This letter appears in today's Leicester Mercury:
Wrong about secularism
I've often wondered what it is Baroness Warsi does – and it strikes me that she must have wondered herself.
Hence how readily she embraced her chance to fly the flag for Cameron's UK vision all the way to the Vatican, where, in her Valentine's Day speech, she said militant secularism "demonstrates similar traits to totalitarian regimes."
This paranoid allying of secularism with totalitarianism was coupled with repeated reference to the Pope's state visit to Britain in 2010, and how successful and well received this was.
But she diplomatically avoided mention of the accompanying controversy and protest.
Moreover, she declined to pass judgment on instances of conflict between faith and public policy, genuflecting to someone who continues to evade the serious questions that she wouldn't dream of asking him.
It's not "aggressive secularism by stealth" the religious need fear, it's religious conservative authoritarians.
There were important matters to discuss with Vatican officials the following day: climate change, international aid, Somalia. This did yield a joint declaration calling for an "immediate end" to violence in Syria, which I imagine will make all the difference.

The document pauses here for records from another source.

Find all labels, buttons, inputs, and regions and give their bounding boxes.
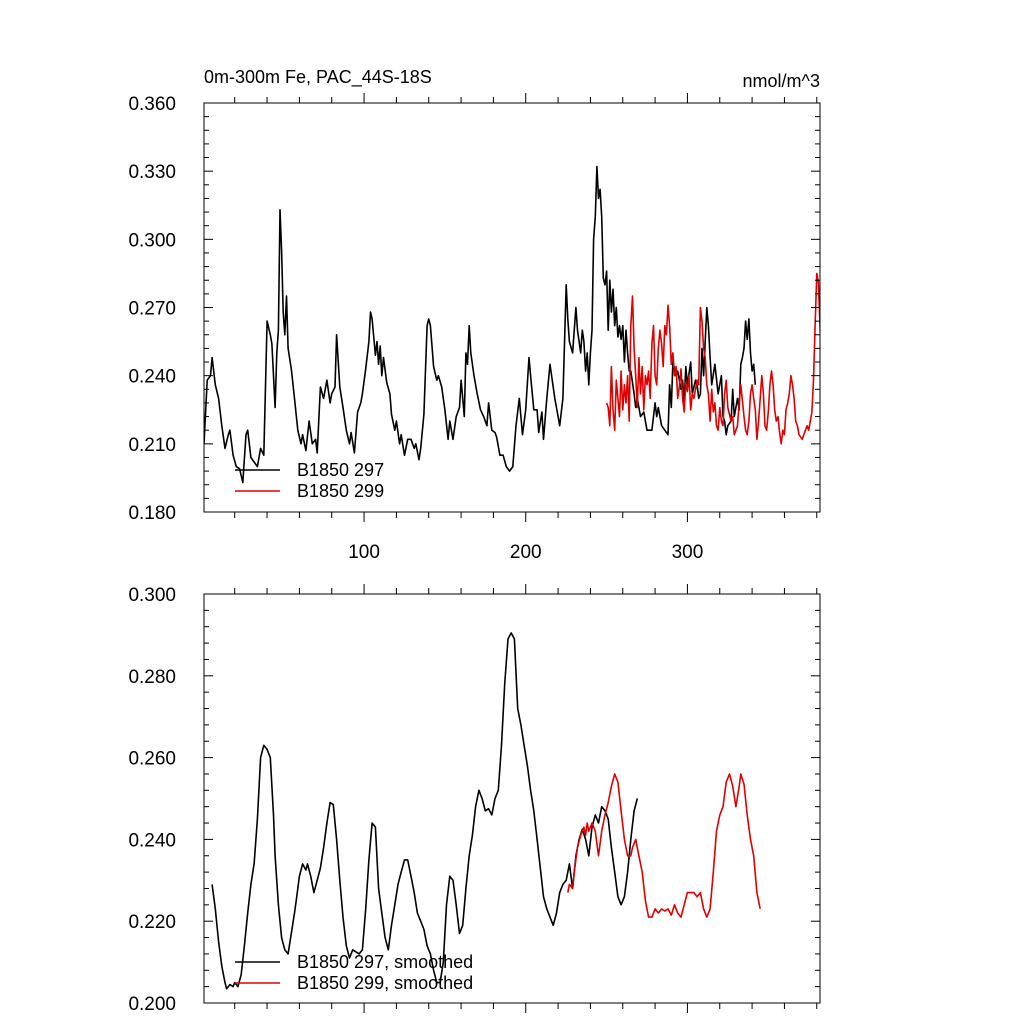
top-y-tick-label: 0.270 <box>128 299 176 320</box>
top-series-line-1 <box>204 165 757 484</box>
bottom-y-tick-label: 0.220 <box>128 912 176 933</box>
top-panel: 0m-300m Fe, PAC_44S-18S nmol/m^3 0.180 0.… <box>128 67 821 563</box>
top-y-tick-label: 0.210 <box>128 435 176 456</box>
top-x-tick-label: 200 <box>510 542 542 563</box>
bottom-panel: 0.200 0.220 0.240 0.260 0.280 0.300 B1850 297,… <box>128 584 821 1015</box>
top-y-tick-label: 0.240 <box>128 367 176 388</box>
bottom-plot-frame <box>203 593 821 1004</box>
top-series-line-2 <box>605 272 820 445</box>
top-plot-frame <box>203 102 821 513</box>
top-legend-label-1: B1850 297 <box>297 460 384 480</box>
top-y-tick-label: 0.330 <box>128 162 176 183</box>
bottom-y-tick-label: 0.200 <box>128 994 176 1015</box>
bottom-series-line-1 <box>211 632 639 990</box>
top-panel-title: 0m-300m Fe, PAC_44S-18S <box>204 67 432 88</box>
bottom-series-line-2 <box>567 773 761 918</box>
top-legend-label-2: B1850 299 <box>297 481 384 501</box>
top-x-tick-label: 100 <box>348 542 380 563</box>
top-y-tick-label: 0.300 <box>128 230 176 251</box>
bottom-y-tick-label: 0.240 <box>128 830 176 851</box>
top-panel-units-label: nmol/m^3 <box>743 71 820 91</box>
top-y-tick-label: 0.180 <box>128 503 176 524</box>
bottom-y-tick-label: 0.280 <box>128 667 176 688</box>
bottom-y-tick-label: 0.260 <box>128 749 176 770</box>
top-x-tick-label: 300 <box>672 542 704 563</box>
top-y-tick-label: 0.360 <box>128 94 176 115</box>
bottom-legend-label-1: B1850 297, smoothed <box>297 952 473 972</box>
bottom-y-tick-label: 0.300 <box>128 585 176 606</box>
bottom-legend-label-2: B1850 299, smoothed <box>297 973 473 993</box>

When Warsi says: "For me, one of the most worrying aspects about this militant secularisation is that at its core and in its instincts it is deeply intolerant", this exposes her ignorance of what secularism is.
She further misrepresents secularists as, "... the anti-religionists, the faith deniers... attempting to remove all trace of religion from culture, history and public discourse".
Secularism is not intolerant of any faith; but it rejects that privileged place, and automatic unqualified respect, that religious leaders and lobby groups carry in our political decision-making bodies.
Warsi has embarrassingly let down her country.